REVIEWS : 087 現代音楽〜エレクトロニック・ミュージック (2024年10月)──八木皓平
"REVIEWS"は「ココに来ればなにかしらおもしろい新譜に出会える」をモットーに、さまざまな書き手がここ数ヶ月の新譜からエッセンシャルな9枚を選びレヴューするコーナー。今回は八木皓平による、現代音楽〜エレクトロニック・ミュージックを横断する、ゆるやかなシーンのグラデーションのなかから9枚の作品を選んでもらいました。
OTOTOY REVIEWS 86
『現代音楽〜エレクトロニック・ミュージック(2024年10月)』
文 : 八木皓平
Taylor Deupree 『Sti.ll』
LABEL : 12K
ゼロ年代の電子音響~エレクトロニカ屈指の名盤『Stil.』(2002年)。本作を産み出した作曲家であり、レーベル〈12k〉を主宰しているテイラー・デュプリーは、この傑作をアコースティック楽器によって再現することを志した。デジタルからアコースティックへの翻案を担当したのは米NYの作曲家/マルチ・インストゥルメンタリスト/レコーディング・エンジニアでありレーベル〈greyfade〉の主宰者でもあるジョセフ・ブランチフォルテ。電子音響~エレクトロニカのアコースティック化というフレーズを聞くと、ポストクラシカルを連想しがちだ。しかし凡庸なポストクラシカルが走りがちなリリシズムやミニマリズムはここにはなく、強固なシステムがあり、構築的なアレンジメントがなされている。ドローンやアンビエントひとつとっても極めて繊細に組み立てられており、『Stil.』の素晴らしさを保ちつつ、それを違ったものにしている。テイラー・デュプリーの作曲センスがいかに際立っていたのかが、20年以上の時を経て再認識できるいい機会だ。
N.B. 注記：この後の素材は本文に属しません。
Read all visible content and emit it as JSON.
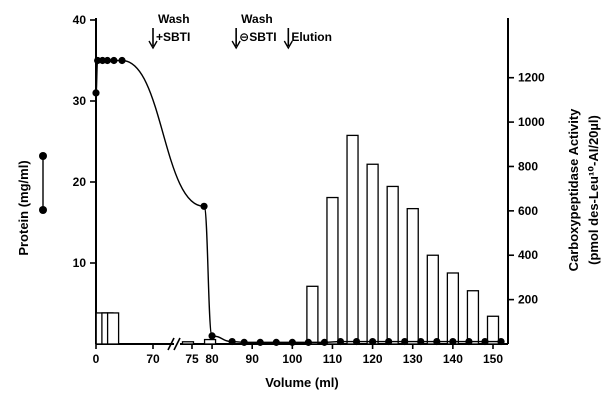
{
  "chart_data": {
    "type": "bar",
    "xlabel": "Volume (ml)",
    "ylabel_left": "Protein (mg/ml)",
    "ylabel_right_line1": "Carboxypeptidase Activity",
    "ylabel_right_line2": "(pmol des-Leu¹⁰-AI/20µl)",
    "x_tick_labels": [
      "0",
      "70",
      "75",
      "80",
      "90",
      "100",
      "110",
      "120",
      "130",
      "140",
      "150"
    ],
    "left_axis": {
      "ylim": [
        0,
        40
      ],
      "ticks": [
        "10",
        "20",
        "30",
        "40"
      ]
    },
    "right_axis": {
      "ylim": [
        0,
        1460
      ],
      "ticks": [
        "200",
        "400",
        "600",
        "800",
        "1000",
        "1200"
      ]
    },
    "annotations": [
      {
        "line1": "Wash",
        "line2": "+SBTI",
        "x_ml": 70
      },
      {
        "line1": "Wash",
        "line2": "⊖SBTI",
        "x_ml": 86
      },
      {
        "line1": "",
        "line2": "Elution",
        "x_ml": 99
      }
    ],
    "series": [
      {
        "kind": "line",
        "axis": "left",
        "points": [
          [
            0,
            31
          ],
          [
            2,
            35
          ],
          [
            8,
            35
          ],
          [
            14,
            35
          ],
          [
            22,
            35
          ],
          [
            32,
            35
          ],
          [
            78,
            17
          ],
          [
            80,
            1
          ],
          [
            85,
            0.3
          ],
          [
            88,
            0.2
          ],
          [
            92,
            0.2
          ],
          [
            96,
            0.2
          ],
          [
            100,
            0.2
          ],
          [
            104,
            0.2
          ],
          [
            108,
            0.2
          ],
          [
            112,
            0.3
          ],
          [
            116,
            0.3
          ],
          [
            120,
            0.3
          ],
          [
            124,
            0.3
          ],
          [
            128,
            0.3
          ],
          [
            132,
            0.3
          ],
          [
            136,
            0.3
          ],
          [
            140,
            0.3
          ],
          [
            144,
            0.3
          ],
          [
            148,
            0.3
          ],
          [
            152,
            0.3
          ]
        ]
      },
      {
        "kind": "bar",
        "axis": "right",
        "x": [
          7,
          14,
          21,
          74,
          79.5,
          105,
          110,
          115,
          120,
          125,
          130,
          135,
          140,
          145,
          150
        ],
        "values": [
          140,
          140,
          140,
          10,
          20,
          260,
          660,
          940,
          810,
          710,
          610,
          400,
          320,
          240,
          125
        ]
      }
    ]
  }
}
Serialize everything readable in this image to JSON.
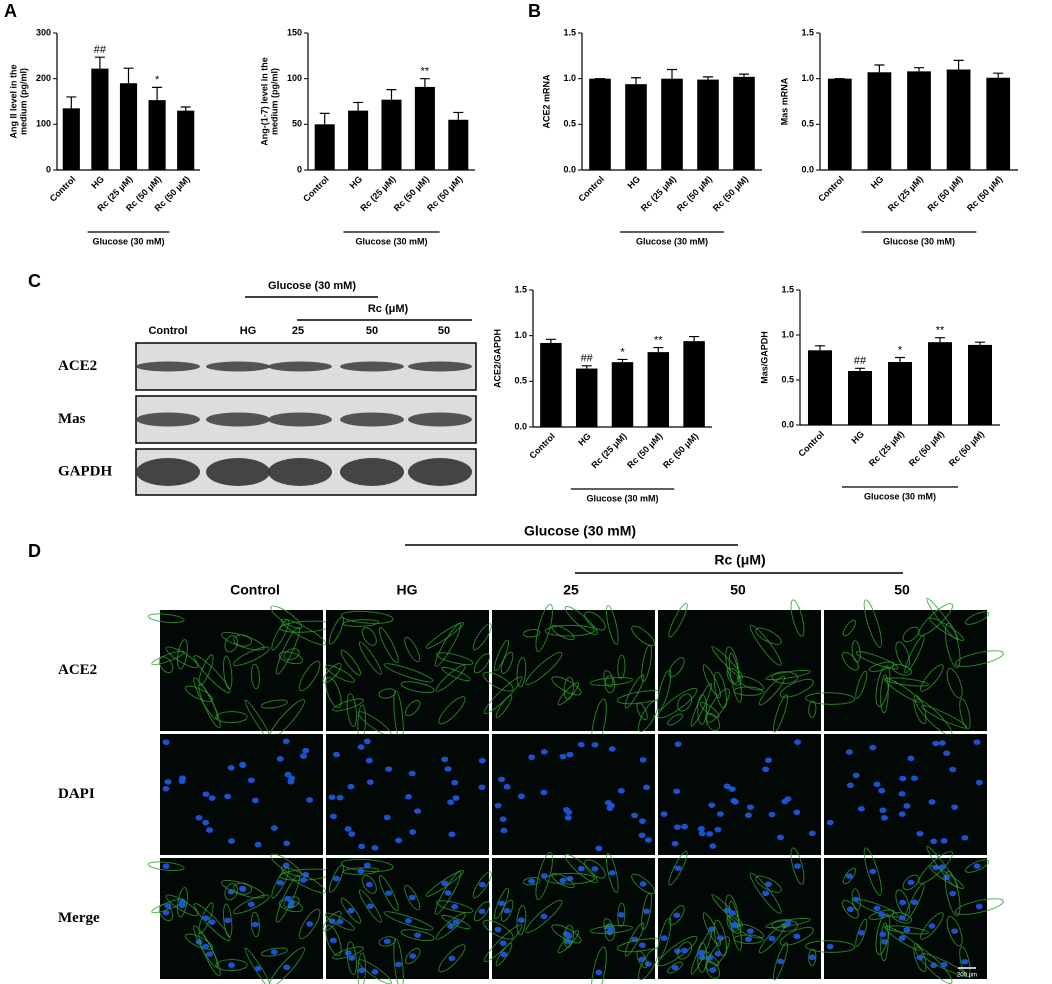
{
  "panel_labels": [
    "A",
    "B",
    "C",
    "D"
  ],
  "chart_data": [
    {
      "type": "bar",
      "ylabel": [
        "Ang II level in the",
        "medium (pg/ml)"
      ],
      "categories": [
        "Control",
        "HG",
        "Rc (25 μM)",
        "Rc (50 μM)",
        "Rc (50 μM)"
      ],
      "values": [
        135,
        222,
        190,
        153,
        130
      ],
      "errors": [
        25,
        25,
        33,
        28,
        8
      ],
      "significance": [
        null,
        "##",
        null,
        "*",
        null
      ],
      "color": "#000000",
      "ylim": [
        0,
        300
      ],
      "yticks": [
        0,
        100,
        200,
        300
      ],
      "group_label": "Glucose (30 mM)"
    },
    {
      "type": "bar",
      "ylabel": [
        "Ang-(1-7) level in the",
        "medium (pg/ml)"
      ],
      "categories": [
        "Control",
        "HG",
        "Rc (25 μM)",
        "Rc (50 μM)",
        "Rc (50 μM)"
      ],
      "values": [
        50,
        65,
        77,
        91,
        55
      ],
      "errors": [
        12,
        9,
        11,
        9,
        8
      ],
      "significance": [
        null,
        null,
        null,
        "**",
        null
      ],
      "color": "#000000",
      "ylim": [
        0,
        150
      ],
      "yticks": [
        0,
        50,
        100,
        150
      ],
      "group_label": "Glucose (30 mM)"
    },
    {
      "type": "bar",
      "ylabel": [
        "ACE2 mRNA"
      ],
      "categories": [
        "Control",
        "HG",
        "Rc (25 μM)",
        "Rc (50 μM)",
        "Rc (50 μM)"
      ],
      "values": [
        1.0,
        0.94,
        1.0,
        0.99,
        1.02
      ],
      "errors": [
        0,
        0.07,
        0.1,
        0.03,
        0.03
      ],
      "color": "#000000",
      "ylim": [
        0,
        1.5
      ],
      "yticks": [
        {
          "value": 0,
          "label": "0.0"
        },
        0.5,
        {
          "value": 1,
          "label": "1.0"
        },
        1.5
      ],
      "group_label": "Glucose (30 mM)"
    },
    {
      "type": "bar",
      "ylabel": [
        "Mas mRNA"
      ],
      "categories": [
        "Control",
        "HG",
        "Rc (25 μM)",
        "Rc (50 μM)",
        "Rc (50 μM)"
      ],
      "values": [
        1.0,
        1.07,
        1.08,
        1.1,
        1.01
      ],
      "errors": [
        0,
        0.08,
        0.04,
        0.1,
        0.05
      ],
      "color": "#000000",
      "ylim": [
        0,
        1.5
      ],
      "yticks": [
        {
          "value": 0,
          "label": "0.0"
        },
        0.5,
        {
          "value": 1,
          "label": "1.0"
        },
        1.5
      ],
      "group_label": "Glucose (30 mM)"
    },
    {
      "type": "bar",
      "ylabel": [
        "ACE2/GAPDH"
      ],
      "categories": [
        "Control",
        "HG",
        "Rc (25 μM)",
        "Rc (50 μM)",
        "Rc (50 μM)"
      ],
      "values": [
        0.92,
        0.64,
        0.71,
        0.82,
        0.94
      ],
      "errors": [
        0.04,
        0.03,
        0.03,
        0.05,
        0.05
      ],
      "significance": [
        null,
        "##",
        "*",
        "**",
        null
      ],
      "color": "#000000",
      "ylim": [
        0,
        1.5
      ],
      "yticks": [
        {
          "value": 0,
          "label": "0.0"
        },
        0.5,
        {
          "value": 1,
          "label": "1.0"
        },
        1.5
      ],
      "group_label": "Glucose (30 mM)"
    },
    {
      "type": "bar",
      "ylabel": [
        "Mas/GAPDH"
      ],
      "categories": [
        "Control",
        "HG",
        "Rc (25 μM)",
        "Rc (50 μM)",
        "Rc (50 μM)"
      ],
      "values": [
        0.83,
        0.6,
        0.7,
        0.92,
        0.89
      ],
      "errors": [
        0.05,
        0.03,
        0.05,
        0.05,
        0.03
      ],
      "significance": [
        null,
        "##",
        "*",
        "**",
        null
      ],
      "color": "#000000",
      "ylim": [
        0,
        1.5
      ],
      "yticks": [
        {
          "value": 0,
          "label": "0.0"
        },
        0.5,
        {
          "value": 1,
          "label": "1.0"
        },
        1.5
      ],
      "group_label": "Glucose (30 mM)"
    }
  ],
  "blot": {
    "header": "Glucose (30 mM)",
    "subheader": "Rc (μM)",
    "lanes": [
      "Control",
      "HG",
      "25",
      "50",
      "50"
    ],
    "rows": [
      "ACE2",
      "Mas",
      "GAPDH"
    ]
  },
  "immunofluorescence": {
    "header": "Glucose (30 mM)",
    "subheader": "Rc (μM)",
    "columns": [
      "Control",
      "HG",
      "25",
      "50",
      "50"
    ],
    "rows": [
      "ACE2",
      "DAPI",
      "Merge"
    ],
    "scale_bar": "200 μm"
  }
}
坂東祐大 『「怪獣8号」オリジナル・サウンドトラック』
LABEL : Nippon Columbia Co., Ltd.
本連載で初めて取り上げる日本人作曲家が、アニメ『怪獣8号』のサウンドトラックを手掛けた坂東祐大だ。米津玄師や宇多田ヒカルとの仕事はもちろん、ドラマ『大豆田とわ子と三人の元夫』(2021年)や映画『竜とそばかすの姫』(2021年)の劇伴も手掛けており、いまやジャンルを越えて活躍する現代音楽の作曲家といえる。本作では君島大空や岡田拓郎、MON/KU、石若駿、(sic)boy、LEO今井、岡崎体育、in the blue shirt、新井和樹をはじめ、数多くの著名な国内アクトが力を発揮しており、ここまで豪華な日本アニメの劇伴は観たことがないほどだ。ただ、本連載で強調したいのは、本作における坂東祐大率いるEnsemble FOVEの活躍だ。特徴的な特殊奏法をはじめ、デジタル・サウンドに引けを取らないその演奏は、本作の屋台骨になっている。『ゴジラ』の劇伴を担当した伊福部昭へのリスペクトに思えるようなサウンドも垣間見え、日本のサブカルチャーの歴史的連続性を音楽で示しているようにも思える興味深い作品となった。
Kiasmos『Ⅱ』
LABEL : Erased Tapes
キアスモスはオーラヴル・アルナルズとヤヌス・ラスムセンによるユニットで、本作が2作目だ。正直、近年のオーラヴル・アルナルズのソロ作よりも本作のほうがずっと良い。ポストクラシカル的なストリングスとミニマル・テクノ経由のビートを掛け合わせるという、シンプルな構成なのだが、このシンプルさがじつに心地いい。本作の面白さは、ポストクラシカルが持つBGM的な機能性を持つ美しさと、ミニマル・テクノのダンス・ミュージック的な機能性の相乗効果の部分にあるといって差し支えない。つまりは機能性×機能性の快楽が、なんのためらいもなく思いきりスウィングされていることの爽快さこそが胆になっているということだ。こういった掛け合わせは、ダサくなったり野暮ったくなったりすることが多いのだが、この二人はその点をしっかり押さえていて、相性もいいのだろう。絶妙なバランスでサウンドを構築している。朝霧JAM2024に出演して好評を博していたそうだが、これを野外で聴いたらそりゃあ気持ちいでしょう。